King Crimson at 40

One of the most short-sighted things I’ve ever done was a big vinyl purge, years ago, necessitated by moving but costing me some great mid-’70s Judas Priest, every Rush album and too much else to think about. It says something, however, that I kept all 12 of my King Crimson records.

The band and I are both 40 this year. It was fun seeing them Monday at the Keswick, on their swing through Philly, although in my preview blurb for the Weekly I lamented the absence of a particular prog-rock god who’s busied himself with some very respectable jazz in the past decade:
“Some would argue it’s not truly King Crimson without genius drummer Bill Bruford, who saw this prog–rock unit through its earlier spellbinding incarnations.
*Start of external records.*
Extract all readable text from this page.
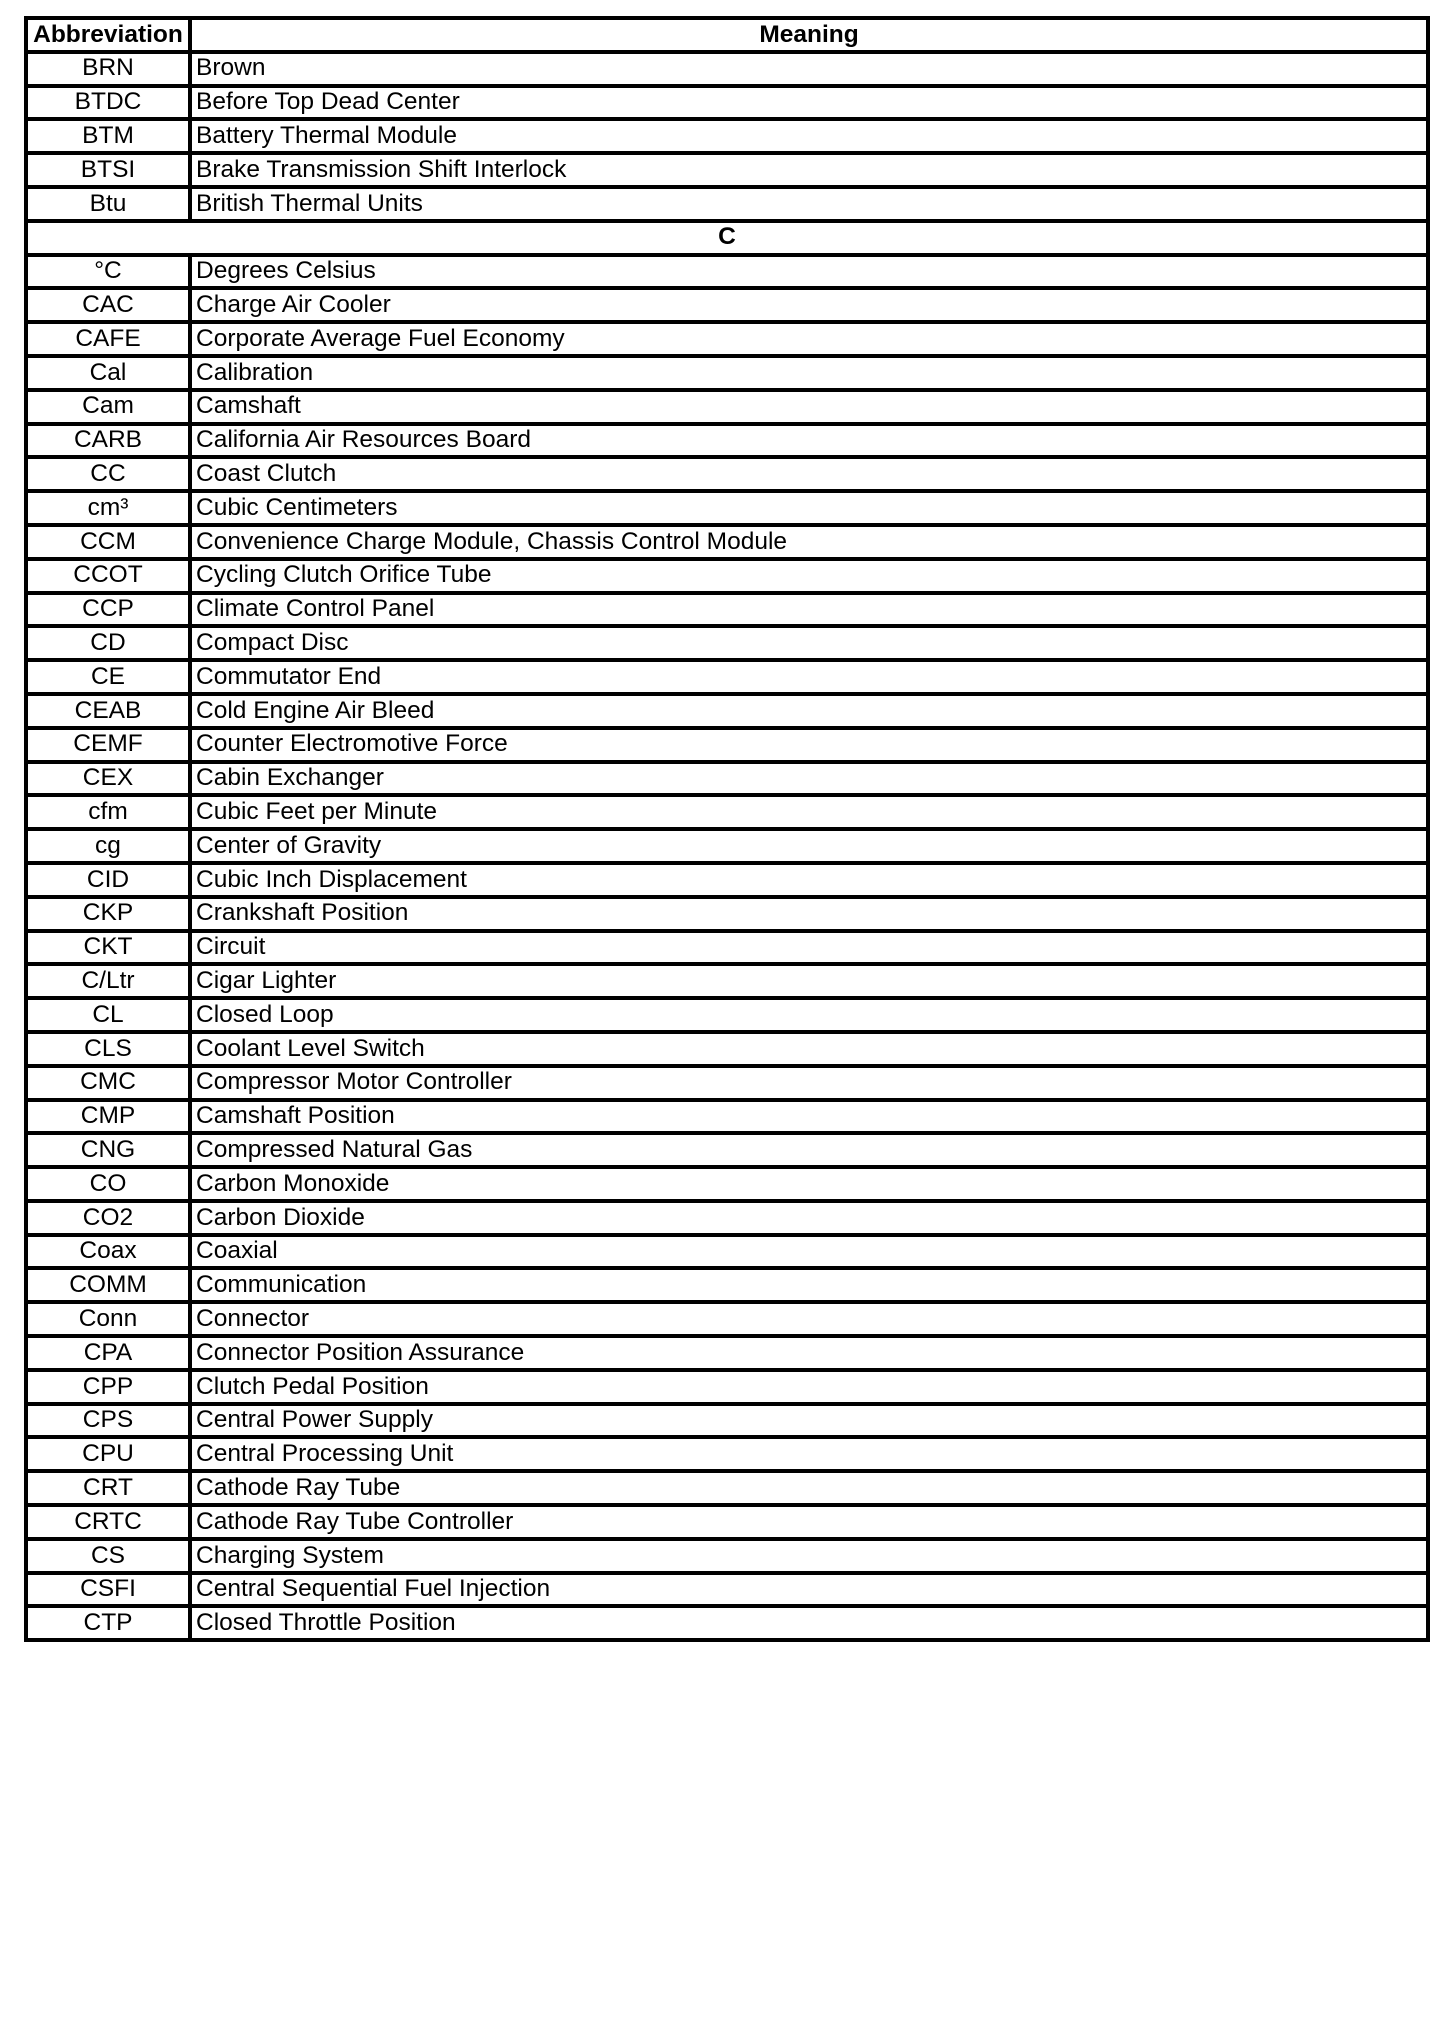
Abbreviation	Meaning
BRN	Brown
BTDC	Before Top Dead Center
BTM	Battery Thermal Module
BTSI	Brake Transmission Shift Interlock
Btu	British Thermal Units
C	
°C	Degrees Celsius
CAC	Charge Air Cooler
CAFE	Corporate Average Fuel Economy
Cal	Calibration
Cam	Camshaft
CARB	California Air Resources Board
CC	Coast Clutch
cm³	Cubic Centimeters
CCM	Convenience Charge Module, Chassis Control Module
CCOT	Cycling Clutch Orifice Tube
CCP	Climate Control Panel
CD	Compact Disc
CE	Commutator End
CEAB	Cold Engine Air Bleed
CEMF	Counter Electromotive Force
CEX	Cabin Exchanger
cfm	Cubic Feet per Minute
cg	Center of Gravity
CID	Cubic Inch Displacement
CKP	Crankshaft Position
CKT	Circuit
C/Ltr	Cigar Lighter
CL	Closed Loop
CLS	Coolant Level Switch
CMC	Compressor Motor Controller
CMP	Camshaft Position
CNG	Compressed Natural Gas
CO	Carbon Monoxide
CO2	Carbon Dioxide
Coax	Coaxial
COMM	Communication
Conn	Connector
CPA	Connector Position Assurance
CPP	Clutch Pedal Position
CPS	Central Power Supply
CPU	Central Processing Unit
CRT	Cathode Ray Tube
CRTC	Cathode Ray Tube Controller
CS	Charging System
CSFI	Central Sequential Fuel Injection
CTP	Closed Throttle Position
But with Adrian Belew, Tony Levin and guitar mastermind Robert Fripp still in the fold, and with Pat Mastelotto and Gavin Harrison pounding drums in a ‘double trio’ format, this remains a creative enterprise, not a half–hearted repackaging. From mellotron psychedelia and proto–metal in the ’70s to a more mathematical vibe in the ’80s, Crimson always kept things technically challenging and cryptic as hell, but strangely melodic, even funny. There have been long hiatuses, but the ship sails, armed with new music, well into the ’00s.”
I’d state the “creative enterprise” part less emphatically after hearing the Keswick show. Newer material played a very limited role — as you’d expect from an older band whose fans, myself included, want to hear “Frame By Frame,” “Neurotica,” “Three of a Perfect Pair,” “Thela Hun Ginjeet,” “Elephant Talk,” “Indiscipline” and even ’70s gems “Red” and “Larks’ Tongues In Aspic, Pt. 2.” Serve it up they did, like a particularly good rerun. The music itself is unfailingly, bizarrely creative, after all these years. But as I’d suspected, it lacked that obsessively tuned drum timbre that only Bill Bruford can give us.
Adrian Belew, a beanpole of a man, sauntered and bopped around with a Parker Fly guitar, if anything looking younger than he used to. Robert Fripp sat behind a tower of effects, obscured from view. Leave it to him to figure out how to be a touring rock star and a hermit at the same time.

One Comment

  1. Matt Stevens-
    May 31, 2010 at 6:25 pm

    I love this record. Discipline – wow!!